Well, this book kicks off my reading of ancient/revision history. I gotta say, I learned quite a bit, but it wasn’t what I expected to learn.
First of all, let me say this book, published by The University of Nebraska Press, was very expensive as books go. I think I paid around $60.00 for it.

“The Indigenous Paleolithic Of The Western Hemisphere”, by Paulette F.C. Steeves reads like a textbook, and I believe it is the result of her college dissertation.
Steeves is an associate professor of sociology.

This book attempts to dismantle the colonization of archaeology, which has obviously been rigged to favor western and European culture.

Steeves drives home the point that the above statement has been the standard for archaeology and related research, ignoring anything that suggests there was a “pre-Clovis” culture, capable of advanced thinking and tool use.

Much of the standard thought is that there was a migration from east to west through an ice-free corridor during the last ice age, from Siberia, through present day Alaska and Canada, to other areas in North America. Therefore, no existing evidence of human culture is represented earlier than around 10,000 years ago.

After explaining the problem with science ignoring the indigenous past, Steeves begins to provide evidence of human culture that predates the land bridge migration theory. For instance, one site near San Diego dates back as early as 130,000 years. Other locations in South America are just as old, and suggest early ocean travel.

Steeves writes:
“Discussions of the human settlement of island areas support an argument that modern humans as early as 100,000 years ago had developed the knowledge and technological skills required to build watercraft.”

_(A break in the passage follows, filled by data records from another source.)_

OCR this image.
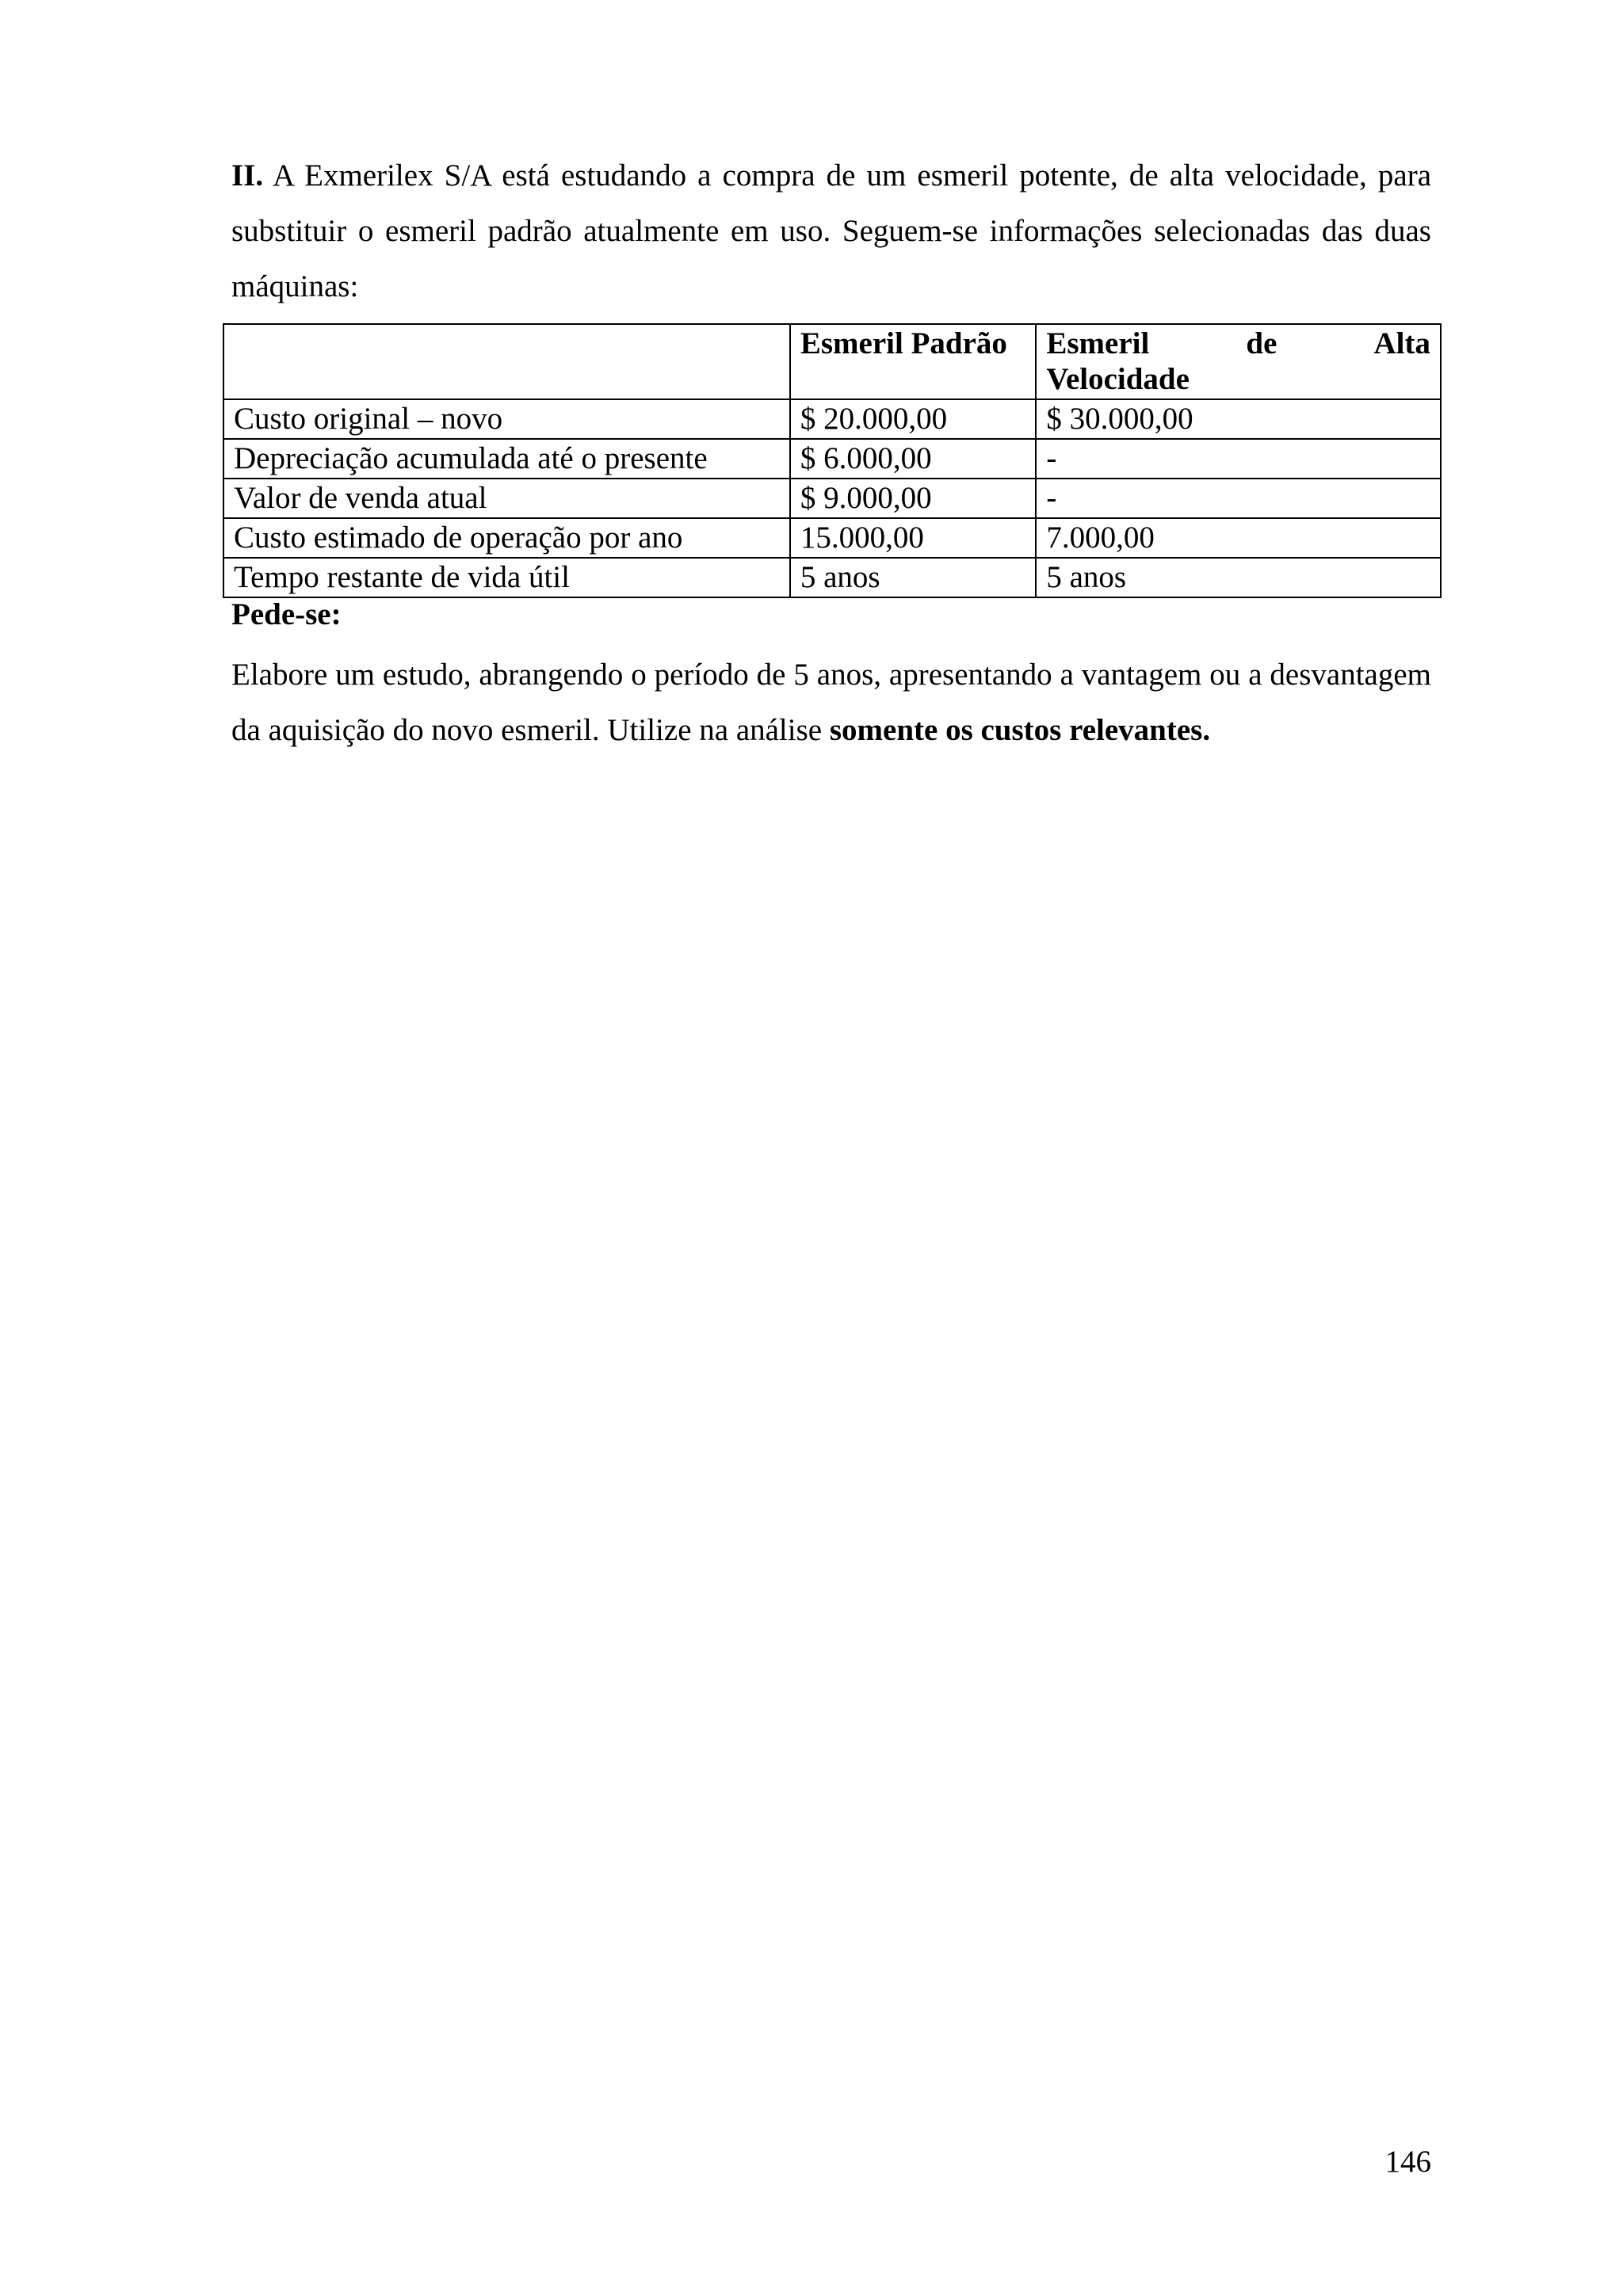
II. A Exmerilex S/A está estudando a compra de um esmeril potente, de alta velocidade, para substituir o esmeril padrão atualmente em uso. Seguem-se informações selecionadas das duas máquinas:

	Esmeril Padrão	Esmeril de Alta
Velocidade

Custo original – novo	$ 20.000,00	$ 30.000,00
Depreciação acumulada até o presente	$ 6.000,00	-
Valor de venda atual	$ 9.000,00	-
Custo estimado de operação por ano	15.000,00	7.000,00
Tempo restante de vida útil	5 anos	5 anos

Pede-se:

Elabore um estudo, abrangendo o período de 5 anos, apresentando a vantagem ou a desvantagem da aquisição do novo esmeril. Utilize na análise somente os custos relevantes.

146
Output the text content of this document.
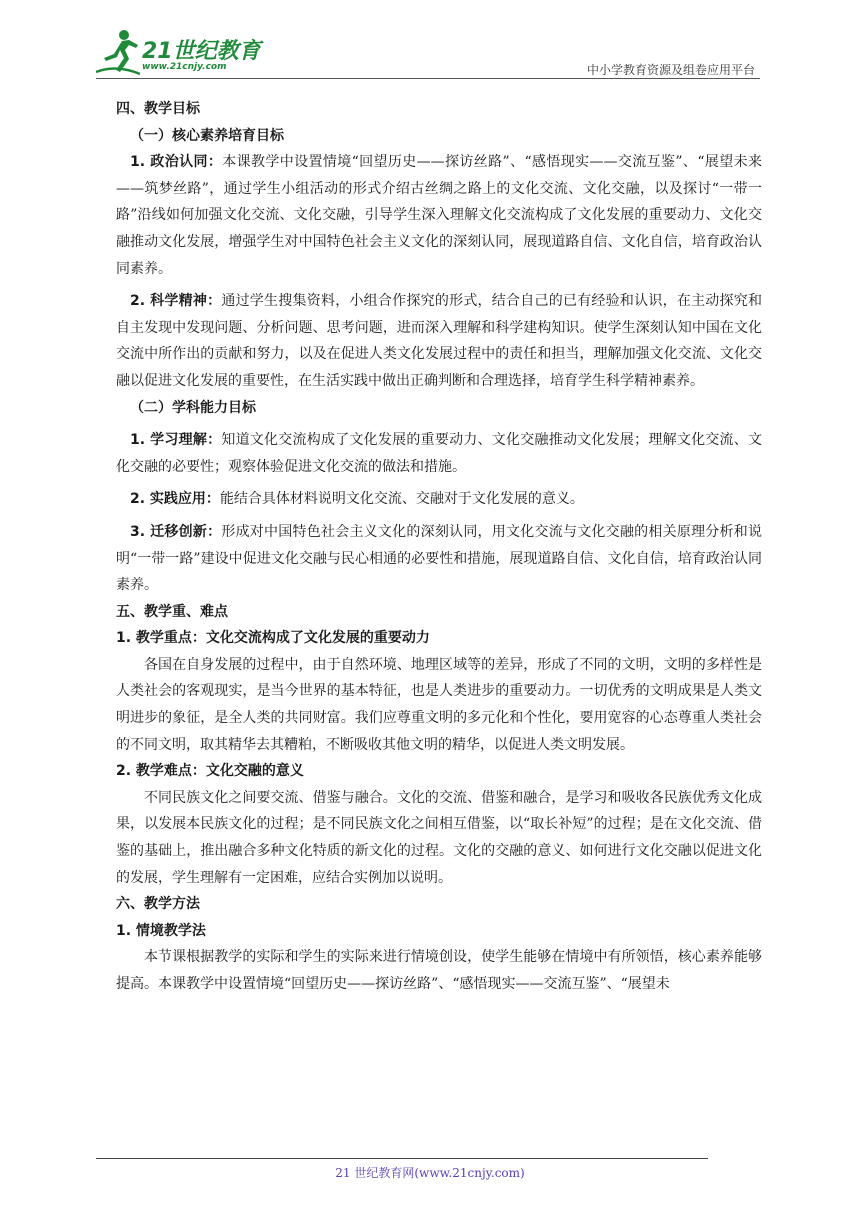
21世纪教育
www.21cnjy.com	中小学教育资源及组卷应用平台

四、教学目标

（一）核心素养培育目标

1. 政治认同：本课教学中设置情境“回望历史——探访丝路”、“感悟现实——交流互鉴”、“展望未来——筑梦丝路”，通过学生小组活动的形式介绍古丝绸之路上的文化交流、文化交融，以及探讨“一带一路”沿线如何加强文化交流、文化交融，引导学生深入理解文化交流构成了文化发展的重要动力、文化交融推动文化发展，增强学生对中国特色社会主义文化的深刻认同，展现道路自信、文化自信，培育政治认同素养。

2. 科学精神：通过学生搜集资料，小组合作探究的形式，结合自己的已有经验和认识，在主动探究和自主发现中发现问题、分析问题、思考问题，进而深入理解和科学建构知识。使学生深刻认知中国在文化交流中所作出的贡献和努力，以及在促进人类文化发展过程中的责任和担当，理解加强文化交流、文化交融以促进文化发展的重要性，在生活实践中做出正确判断和合理选择，培育学生科学精神素养。

（二）学科能力目标

1. 学习理解：知道文化交流构成了文化发展的重要动力、文化交融推动文化发展；理解文化交流、文化交融的必要性；观察体验促进文化交流的做法和措施。

2. 实践应用：能结合具体材料说明文化交流、交融对于文化发展的意义。

3. 迁移创新：形成对中国特色社会主义文化的深刻认同，用文化交流与文化交融的相关原理分析和说明“一带一路”建设中促进文化交融与民心相通的必要性和措施，展现道路自信、文化自信，培育政治认同素养。

五、教学重、难点

1. 教学重点：文化交流构成了文化发展的重要动力

各国在自身发展的过程中，由于自然环境、地理区域等的差异，形成了不同的文明，文明的多样性是人类社会的客观现实，是当今世界的基本特征，也是人类进步的重要动力。一切优秀的文明成果是人类文明进步的象征，是全人类的共同财富。我们应尊重文明的多元化和个性化，要用宽容的心态尊重人类社会的不同文明，取其精华去其糟粕，不断吸收其他文明的精华，以促进人类文明发展。

2. 教学难点：文化交融的意义

不同民族文化之间要交流、借鉴与融合。文化的交流、借鉴和融合，是学习和吸收各民族优秀文化成果，以发展本民族文化的过程；是不同民族文化之间相互借鉴，以“取长补短”的过程；是在文化交流、借鉴的基础上，推出融合多种文化特质的新文化的过程。文化的交融的意义、如何进行文化交融以促进文化的发展，学生理解有一定困难，应结合实例加以说明。

六、教学方法

1. 情境教学法

本节课根据教学的实际和学生的实际来进行情境创设，使学生能够在情境中有所领悟，核心素养能够提高。本课教学中设置情境“回望历史——探访丝路”、“感悟现实——交流互鉴”、“展望未

21 世纪教育网(www.21cnjy.com)
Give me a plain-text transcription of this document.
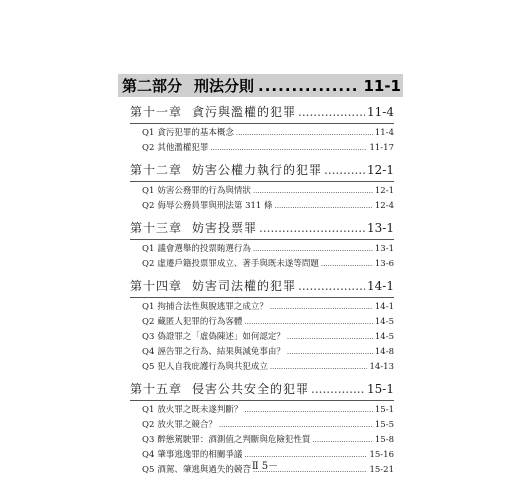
第二部分 刑法分則 .....	11-1
第十一章 貪污與濫權的犯罪 .....	11-4
Q1 貪污犯罪的基本概念 .....	11-4
Q2 其他濫權犯罪 .....	11-17
第十二章 妨害公權力執行的犯罪 .....	12-1
Q1 妨害公務罪的行為與情狀 .....	12-1
Q2 侮辱公務員罪與刑法第 311 條 .....	12-4
第十三章 妨害投票罪 .....	13-1
Q1 議會選舉的投票賄選行為 .....	13-1
Q2 虛遷戶籍投票罪成立、著手與既未遂等問題 .....	13-6
第十四章 妨害司法權的犯罪 .....	14-1
Q1 拘捕合法性與脫逃罪之成立？ .....	14-1
Q2 藏匿人犯罪的行為客體 .....	14-5
Q3 偽證罪之「虛偽陳述」如何認定？ .....	14-5
Q4 誣告罪之行為、結果與減免事由？ .....	14-8
Q5 犯人自我庇護行為與共犯成立 .....	14-13
第十五章 侵害公共安全的犯罪 .....	15-1
Q1 放火罪之既未遂判斷？ .....	15-1
Q2 放火罪之競合？ .....	15-5
Q3 醉態駕駛罪：酒測值之判斷與危險犯性質 .....	15-8
Q4 肇事逃逸罪的相關爭議 .....	15-16
Q5 酒駕、肇逃與過失的競合 .....	15-21
－Ⅱ 5－
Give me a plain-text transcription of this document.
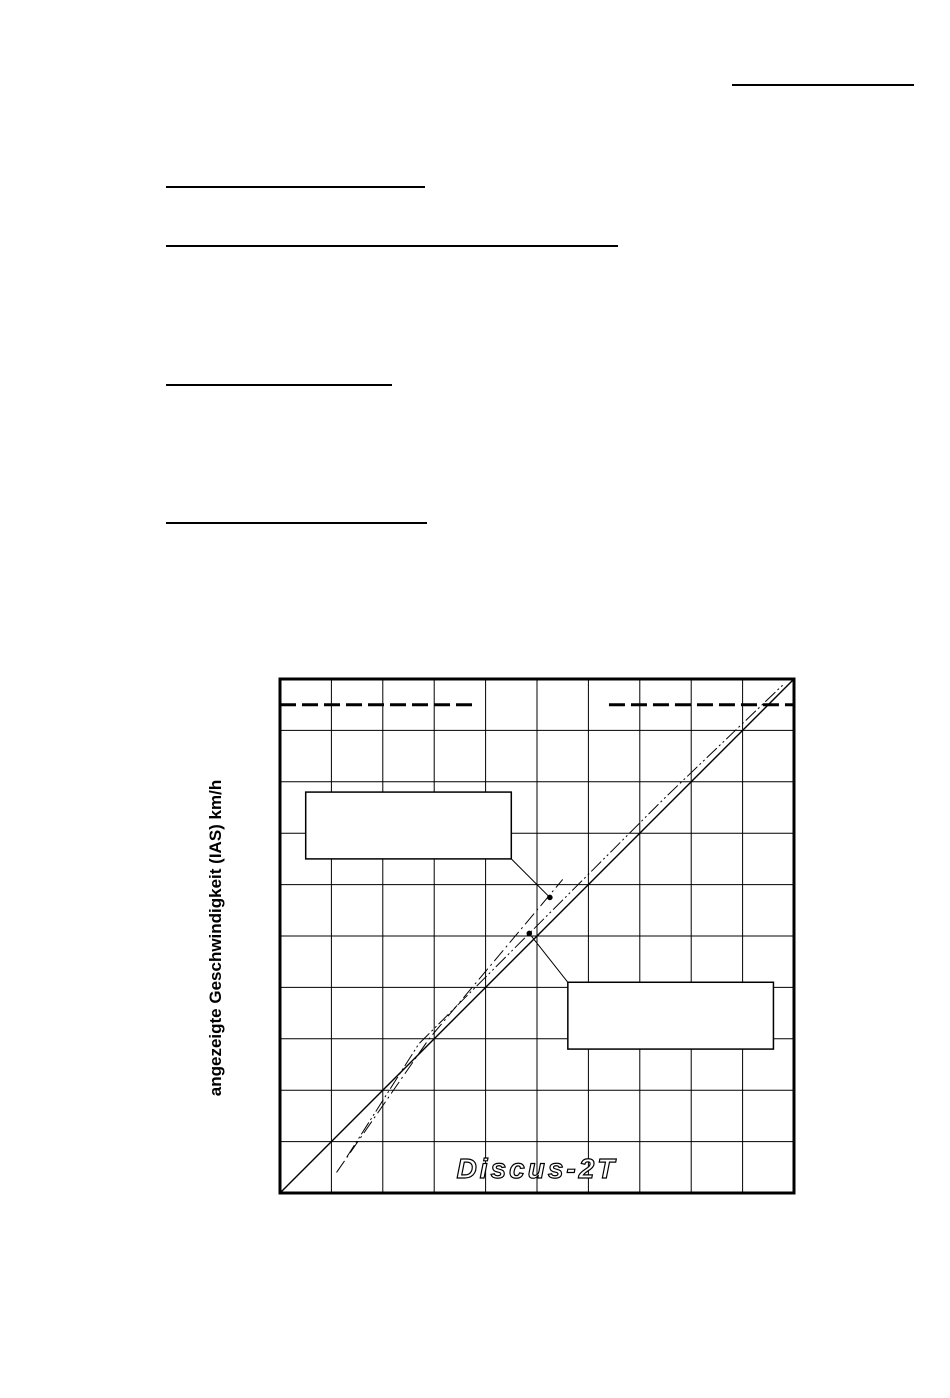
angezeigte Geschwindigkeit (IAS) km/h
Discus-2T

Steeves provides a revelation that really made me think;

Regarding the “out-of-Africa” theory going back to a single relative, “Eve”, for this theory to prove out would require “..the extinction of all archaic hominins outside of Africa and a complete replacement of hominins on a global scale by an exodus of Eve’s descendants migrating out of Africa around 70,000 years ago.”

Such an extinction process is highly unlikely.

Additionally, Steeves provides this startling information:

“Students and faculty are shocked that the currently oldest known most basal form of protoprimates is known from the fossil records of areas we know today as Montana, Wyoming, and Saskatchewan..”

Steeves also provides information that suggests scientists should definitely give attention to the oral traditions of indigenous people. Cloaked in story and metaphor are the clues to the actual history of these people.

The book begins with a necessary scolding of contemporary archaeology, then rolls into some clear evidence of cultures that obviously predate so-called “Clovis” tool use.

“The Indigenous Paleolithic of The Western Hemisphere” is more for scientists and serious students of history, as I wrote previously. I learned quite a bit, just not exactly what I expected to learn.